Twenty years ago, only 2-3% of the population owned personal computers and landlines - symbols of affluence and a privileged connection to the outside world.
Cut to the present day, and 696 million Indians have access to smartphones, and 560 million of them are online - with three new users going online per second. Mobile phones, that were a mainstay for the rich have evolved from luxuries to necessities. From the uber-rich businessman to a local auto driver, everyone now possesses the ubiquitous smartphone.
A treasure trove of data
Smartphones have become the vehicle through which we make multiple transactions - shopping on E-Commerce websites, transferring money through banking apps, paying bills via UPI. The data generated becomes especially relevant in the face of an increasingly diverse new-to-credit pool.
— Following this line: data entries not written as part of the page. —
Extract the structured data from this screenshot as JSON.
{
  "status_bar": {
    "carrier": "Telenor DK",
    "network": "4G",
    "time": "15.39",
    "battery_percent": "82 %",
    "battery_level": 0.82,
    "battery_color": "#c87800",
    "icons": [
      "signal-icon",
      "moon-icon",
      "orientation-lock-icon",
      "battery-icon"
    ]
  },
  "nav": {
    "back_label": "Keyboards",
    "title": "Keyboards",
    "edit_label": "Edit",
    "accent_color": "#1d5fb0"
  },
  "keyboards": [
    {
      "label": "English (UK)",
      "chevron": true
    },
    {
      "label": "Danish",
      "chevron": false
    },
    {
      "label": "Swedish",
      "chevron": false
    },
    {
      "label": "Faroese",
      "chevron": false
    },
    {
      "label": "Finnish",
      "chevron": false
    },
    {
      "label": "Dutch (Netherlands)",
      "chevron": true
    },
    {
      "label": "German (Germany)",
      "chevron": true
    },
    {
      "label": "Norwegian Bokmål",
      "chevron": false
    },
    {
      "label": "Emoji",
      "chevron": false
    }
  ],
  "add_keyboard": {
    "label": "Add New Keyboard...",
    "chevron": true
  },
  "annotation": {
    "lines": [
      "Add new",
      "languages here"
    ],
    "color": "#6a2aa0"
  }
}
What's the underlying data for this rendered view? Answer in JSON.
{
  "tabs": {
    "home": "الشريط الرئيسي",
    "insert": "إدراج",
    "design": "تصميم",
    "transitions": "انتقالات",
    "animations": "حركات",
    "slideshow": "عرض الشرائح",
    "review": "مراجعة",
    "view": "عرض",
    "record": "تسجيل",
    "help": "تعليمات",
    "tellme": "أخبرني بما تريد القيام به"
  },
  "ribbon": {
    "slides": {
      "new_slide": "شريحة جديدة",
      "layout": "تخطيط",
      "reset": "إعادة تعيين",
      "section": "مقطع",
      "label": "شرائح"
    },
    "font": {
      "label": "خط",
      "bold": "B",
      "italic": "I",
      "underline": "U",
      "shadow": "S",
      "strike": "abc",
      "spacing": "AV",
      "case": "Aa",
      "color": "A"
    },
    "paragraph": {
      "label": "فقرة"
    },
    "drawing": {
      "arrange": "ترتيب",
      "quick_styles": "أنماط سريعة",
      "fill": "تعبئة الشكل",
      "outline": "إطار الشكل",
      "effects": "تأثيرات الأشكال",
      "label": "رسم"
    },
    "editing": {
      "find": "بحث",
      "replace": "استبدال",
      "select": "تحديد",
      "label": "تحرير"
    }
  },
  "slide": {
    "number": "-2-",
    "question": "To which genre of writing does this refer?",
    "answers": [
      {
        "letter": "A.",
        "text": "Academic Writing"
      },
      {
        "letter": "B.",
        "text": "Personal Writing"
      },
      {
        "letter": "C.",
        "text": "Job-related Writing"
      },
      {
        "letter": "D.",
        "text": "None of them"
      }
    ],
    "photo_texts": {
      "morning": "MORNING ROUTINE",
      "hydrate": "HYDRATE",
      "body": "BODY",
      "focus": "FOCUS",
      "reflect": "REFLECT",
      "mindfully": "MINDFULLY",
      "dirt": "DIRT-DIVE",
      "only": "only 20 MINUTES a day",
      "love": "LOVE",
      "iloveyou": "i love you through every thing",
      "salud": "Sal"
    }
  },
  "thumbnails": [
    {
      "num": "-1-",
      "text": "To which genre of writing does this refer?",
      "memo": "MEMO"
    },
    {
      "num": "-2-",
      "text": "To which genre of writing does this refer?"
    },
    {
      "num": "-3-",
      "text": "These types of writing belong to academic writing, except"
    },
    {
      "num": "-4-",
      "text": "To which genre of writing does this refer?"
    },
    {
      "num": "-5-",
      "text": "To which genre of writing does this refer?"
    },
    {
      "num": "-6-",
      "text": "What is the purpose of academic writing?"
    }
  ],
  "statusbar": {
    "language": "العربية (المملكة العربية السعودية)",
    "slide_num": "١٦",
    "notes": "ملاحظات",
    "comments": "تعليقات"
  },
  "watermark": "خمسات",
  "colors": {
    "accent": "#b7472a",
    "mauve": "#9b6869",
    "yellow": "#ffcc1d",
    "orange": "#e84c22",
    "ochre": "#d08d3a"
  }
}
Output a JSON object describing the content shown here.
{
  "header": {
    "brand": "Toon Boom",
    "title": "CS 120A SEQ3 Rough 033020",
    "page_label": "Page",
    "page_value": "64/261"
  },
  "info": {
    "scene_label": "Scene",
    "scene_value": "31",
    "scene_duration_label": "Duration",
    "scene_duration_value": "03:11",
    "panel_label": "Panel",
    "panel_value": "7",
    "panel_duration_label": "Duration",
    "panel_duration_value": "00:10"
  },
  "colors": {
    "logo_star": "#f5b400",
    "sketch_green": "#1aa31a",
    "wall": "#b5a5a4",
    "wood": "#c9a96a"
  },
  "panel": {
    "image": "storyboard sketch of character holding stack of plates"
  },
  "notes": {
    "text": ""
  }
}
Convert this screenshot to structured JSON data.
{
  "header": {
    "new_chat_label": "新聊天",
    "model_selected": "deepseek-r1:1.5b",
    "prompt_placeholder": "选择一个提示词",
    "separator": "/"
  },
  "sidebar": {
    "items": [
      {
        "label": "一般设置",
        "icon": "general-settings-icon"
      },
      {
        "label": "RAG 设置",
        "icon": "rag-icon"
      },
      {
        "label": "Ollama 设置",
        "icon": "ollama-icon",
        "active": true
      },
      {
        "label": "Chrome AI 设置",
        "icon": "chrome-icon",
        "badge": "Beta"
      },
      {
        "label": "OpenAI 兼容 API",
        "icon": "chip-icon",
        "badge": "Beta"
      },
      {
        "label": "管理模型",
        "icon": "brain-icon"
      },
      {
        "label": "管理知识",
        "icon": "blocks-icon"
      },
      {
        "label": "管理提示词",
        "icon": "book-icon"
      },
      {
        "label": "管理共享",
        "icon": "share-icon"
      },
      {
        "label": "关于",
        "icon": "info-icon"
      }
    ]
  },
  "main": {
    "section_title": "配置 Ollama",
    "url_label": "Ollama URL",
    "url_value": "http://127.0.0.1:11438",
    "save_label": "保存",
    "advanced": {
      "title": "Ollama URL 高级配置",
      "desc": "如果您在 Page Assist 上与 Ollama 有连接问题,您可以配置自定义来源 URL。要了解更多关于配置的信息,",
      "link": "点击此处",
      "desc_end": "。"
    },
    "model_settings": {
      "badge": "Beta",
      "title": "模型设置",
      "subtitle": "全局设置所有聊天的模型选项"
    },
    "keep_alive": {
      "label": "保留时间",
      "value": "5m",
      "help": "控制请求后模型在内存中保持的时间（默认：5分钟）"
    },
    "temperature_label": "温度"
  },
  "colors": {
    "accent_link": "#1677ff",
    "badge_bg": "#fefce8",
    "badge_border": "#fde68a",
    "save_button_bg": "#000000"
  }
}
It offers a reliable proxy to the borrower’s willingness and ability to pay in the absence of past credit history. At present, over 80% of banks, credit unions, finance companies, and FinTechs incorporate alternate data in at least some part of their lending decision making.
Alternative data from smartphones is used to construct ‘features’ or independent variables, which are then put through Machine Learning models to recognize patterns that differentiate between high-risk and low-risk customers. The process results in a ‘score’ that provides guidance for a lender to make an informed credit decision.
This alternative data is almost always used in addition to formal data such as credit bureau checks etc. In many cases though, formal data availability is minimal - such as in rural parts of the country or with micro entrepreneurs. In those situations, having access to flow-based indicators such as transactions, bill payments and tax returns etc become invaluable to lenders to make credit decisions.
Banking at your fingertips
What’s next? The popularity of smartphones is only set to increase in the next few years. Close to a billion Indians will own smartphones by 2025. Banks noticed their potential at the outset, and embraced mobile technology to reach larger sections of society.
Today, mobile banking has proven to be more cost-effective than physical branch banking - the cost of transaction through branch banking in India is estimated to be between INR 70-75, while that of mobile banking is INR 1 or less. However, mobile banking still has a long way to go. Only a miniscule proportion of the Indian population is comfortable in English, so it's imperative that mobile banking and digital payment solutions be offered in a variety of languages.
To this end, many initiatives from voice based payments to QR codes to even offline transactions are underway. In one such move, the Indian Institute of Technology Madras is set to collaborate with the Mobile Payment Forum of India (MPFI) to develop voice-based solutions, especially in multiple vernacular languages, for digital money transactions. Together, they are advocating for multilingual payment applications and grievance redressal in vernacular languages.
The continuing rise of smartphone access in India coupled with low internet costs puts the country at an advantage in terms of boosting financial inclusion. A number of FinTechs are focusing on offering fully-digital mobile financial services to those traditionally excluded from the formal financial ecosystem.
At the same time, these tech-first enterprises must also work to develop solutions that cater to those without smartphones - still a significant chunk of India’s population.Banks, which are also undergoing further digital transformation, must partner with FinTechs to develop financial products that are truly universal, and accessible with or without mobiles and high-speed internet connections.